La cardiomyopathie restrictive (CMR) se définit comme une fibrose myocardique ou sous-endocardique diffuse ou localisée. Elle génère une baisse de l’élasticité musculaire responsable d’un dysfonctionnement diastolique, avec le maintien d’une fonction systolique normale.

La cardiomyopathie dilatée (CMD) est l’exemple type de dysfonction systolique. Elle se caractérise par une dilatation de l’un ou des deux ventricules, associée à un défaut de contractilité et à un amincissement du myocarde.
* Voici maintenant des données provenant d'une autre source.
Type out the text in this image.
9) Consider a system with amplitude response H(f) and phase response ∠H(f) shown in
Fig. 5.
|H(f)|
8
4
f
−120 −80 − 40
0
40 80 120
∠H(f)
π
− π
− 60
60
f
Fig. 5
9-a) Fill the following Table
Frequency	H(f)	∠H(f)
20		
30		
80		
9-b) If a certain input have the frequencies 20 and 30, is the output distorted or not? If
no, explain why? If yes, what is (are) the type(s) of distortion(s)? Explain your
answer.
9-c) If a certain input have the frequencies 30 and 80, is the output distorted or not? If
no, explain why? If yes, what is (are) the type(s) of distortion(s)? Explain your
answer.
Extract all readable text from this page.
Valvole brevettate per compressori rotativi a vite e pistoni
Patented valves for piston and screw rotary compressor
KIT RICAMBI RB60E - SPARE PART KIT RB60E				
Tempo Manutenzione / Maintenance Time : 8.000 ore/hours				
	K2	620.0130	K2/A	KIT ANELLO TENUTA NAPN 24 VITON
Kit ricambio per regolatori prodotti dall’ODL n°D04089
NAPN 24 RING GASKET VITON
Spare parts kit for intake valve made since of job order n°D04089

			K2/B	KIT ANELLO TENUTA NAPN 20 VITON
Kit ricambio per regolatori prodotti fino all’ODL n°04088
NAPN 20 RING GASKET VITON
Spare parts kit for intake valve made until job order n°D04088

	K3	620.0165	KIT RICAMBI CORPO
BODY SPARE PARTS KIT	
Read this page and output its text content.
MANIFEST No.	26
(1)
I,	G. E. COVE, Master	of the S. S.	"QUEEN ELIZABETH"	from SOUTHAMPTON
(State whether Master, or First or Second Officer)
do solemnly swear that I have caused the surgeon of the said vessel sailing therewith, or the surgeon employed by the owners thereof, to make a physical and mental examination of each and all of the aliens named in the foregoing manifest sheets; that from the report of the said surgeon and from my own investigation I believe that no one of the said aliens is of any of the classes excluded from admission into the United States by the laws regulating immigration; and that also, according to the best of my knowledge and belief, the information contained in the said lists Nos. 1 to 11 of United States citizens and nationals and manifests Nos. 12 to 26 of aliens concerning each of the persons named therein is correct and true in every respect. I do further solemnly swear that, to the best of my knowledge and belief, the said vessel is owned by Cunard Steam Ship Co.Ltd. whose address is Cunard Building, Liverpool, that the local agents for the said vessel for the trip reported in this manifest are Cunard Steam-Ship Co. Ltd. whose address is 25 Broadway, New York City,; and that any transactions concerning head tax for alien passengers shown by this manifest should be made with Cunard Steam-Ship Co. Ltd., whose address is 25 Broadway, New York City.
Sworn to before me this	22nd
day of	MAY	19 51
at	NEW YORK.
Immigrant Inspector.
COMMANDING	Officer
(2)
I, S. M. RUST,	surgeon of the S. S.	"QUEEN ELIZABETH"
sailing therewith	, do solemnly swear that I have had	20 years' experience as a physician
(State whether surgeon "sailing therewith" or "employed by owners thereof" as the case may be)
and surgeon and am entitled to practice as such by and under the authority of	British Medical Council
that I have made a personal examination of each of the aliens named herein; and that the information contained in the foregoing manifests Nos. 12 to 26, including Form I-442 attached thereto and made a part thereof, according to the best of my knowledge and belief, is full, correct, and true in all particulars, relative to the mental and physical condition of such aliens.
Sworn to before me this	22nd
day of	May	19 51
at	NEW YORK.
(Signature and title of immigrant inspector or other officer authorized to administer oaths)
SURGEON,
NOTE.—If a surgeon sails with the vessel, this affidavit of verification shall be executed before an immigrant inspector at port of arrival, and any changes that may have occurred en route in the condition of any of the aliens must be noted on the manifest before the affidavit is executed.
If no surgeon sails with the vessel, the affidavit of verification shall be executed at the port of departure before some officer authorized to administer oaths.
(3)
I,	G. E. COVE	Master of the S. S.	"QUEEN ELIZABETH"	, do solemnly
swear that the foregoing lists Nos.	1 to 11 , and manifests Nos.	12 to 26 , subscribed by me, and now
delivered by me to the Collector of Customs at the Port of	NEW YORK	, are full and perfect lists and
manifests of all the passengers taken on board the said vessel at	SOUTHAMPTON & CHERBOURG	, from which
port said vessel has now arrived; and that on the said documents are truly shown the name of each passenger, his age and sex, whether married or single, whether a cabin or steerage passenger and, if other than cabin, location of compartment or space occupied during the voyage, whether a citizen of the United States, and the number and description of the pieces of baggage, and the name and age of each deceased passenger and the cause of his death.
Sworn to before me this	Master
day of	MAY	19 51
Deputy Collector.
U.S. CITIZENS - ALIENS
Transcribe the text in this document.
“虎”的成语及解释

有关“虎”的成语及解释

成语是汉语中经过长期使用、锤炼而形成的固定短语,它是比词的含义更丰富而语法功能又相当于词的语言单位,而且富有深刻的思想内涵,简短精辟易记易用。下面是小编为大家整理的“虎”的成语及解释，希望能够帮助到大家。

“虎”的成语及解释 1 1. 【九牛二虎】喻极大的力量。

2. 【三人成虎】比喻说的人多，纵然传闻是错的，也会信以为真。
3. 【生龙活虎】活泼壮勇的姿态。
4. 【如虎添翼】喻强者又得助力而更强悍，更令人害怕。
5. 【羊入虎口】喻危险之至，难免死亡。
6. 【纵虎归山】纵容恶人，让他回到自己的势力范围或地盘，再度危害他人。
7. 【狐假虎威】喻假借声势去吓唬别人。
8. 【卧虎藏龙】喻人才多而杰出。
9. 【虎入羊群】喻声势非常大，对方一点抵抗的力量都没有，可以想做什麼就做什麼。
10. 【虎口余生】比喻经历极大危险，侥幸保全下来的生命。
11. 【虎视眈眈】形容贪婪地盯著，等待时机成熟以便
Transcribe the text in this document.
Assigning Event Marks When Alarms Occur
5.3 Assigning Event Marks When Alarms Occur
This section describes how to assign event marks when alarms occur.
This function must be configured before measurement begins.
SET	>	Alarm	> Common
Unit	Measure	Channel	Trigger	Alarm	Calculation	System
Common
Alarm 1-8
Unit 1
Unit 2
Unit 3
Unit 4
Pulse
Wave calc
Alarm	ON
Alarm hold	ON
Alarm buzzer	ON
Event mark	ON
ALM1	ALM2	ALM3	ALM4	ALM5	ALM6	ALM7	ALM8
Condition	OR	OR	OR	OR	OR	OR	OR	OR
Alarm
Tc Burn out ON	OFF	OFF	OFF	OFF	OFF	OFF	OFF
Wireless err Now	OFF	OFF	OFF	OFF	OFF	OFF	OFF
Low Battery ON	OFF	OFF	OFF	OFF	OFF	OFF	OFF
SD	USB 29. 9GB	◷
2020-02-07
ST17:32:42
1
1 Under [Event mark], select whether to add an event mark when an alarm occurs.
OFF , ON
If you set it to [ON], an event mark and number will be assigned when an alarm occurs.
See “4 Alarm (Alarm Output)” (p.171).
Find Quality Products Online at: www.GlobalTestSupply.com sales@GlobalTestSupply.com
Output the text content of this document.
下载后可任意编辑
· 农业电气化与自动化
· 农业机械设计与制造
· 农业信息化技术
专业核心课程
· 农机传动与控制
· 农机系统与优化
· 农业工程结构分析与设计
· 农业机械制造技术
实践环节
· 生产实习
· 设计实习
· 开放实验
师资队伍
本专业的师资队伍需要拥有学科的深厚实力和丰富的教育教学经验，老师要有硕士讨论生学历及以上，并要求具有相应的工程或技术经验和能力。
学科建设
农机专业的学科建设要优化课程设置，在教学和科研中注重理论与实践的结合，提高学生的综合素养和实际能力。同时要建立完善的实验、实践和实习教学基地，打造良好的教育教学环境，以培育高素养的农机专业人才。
La cardiomyopathie arythmogène du ventricule droit résulte de l’infiltration progressive fibro-adipeuse de ce dernier. Le tissu cardiaque est ainsi peu à peu remplacé, ce qui engendre des troubles de la conduction électrique intrinsèque. Cette infiltration altère gravement les capacités de contractilité du ventricule droit, ce qui induit une défaillance. Le ventricule et l’atrium droits se dilatent et la paroi du ventricule droit s’amincit.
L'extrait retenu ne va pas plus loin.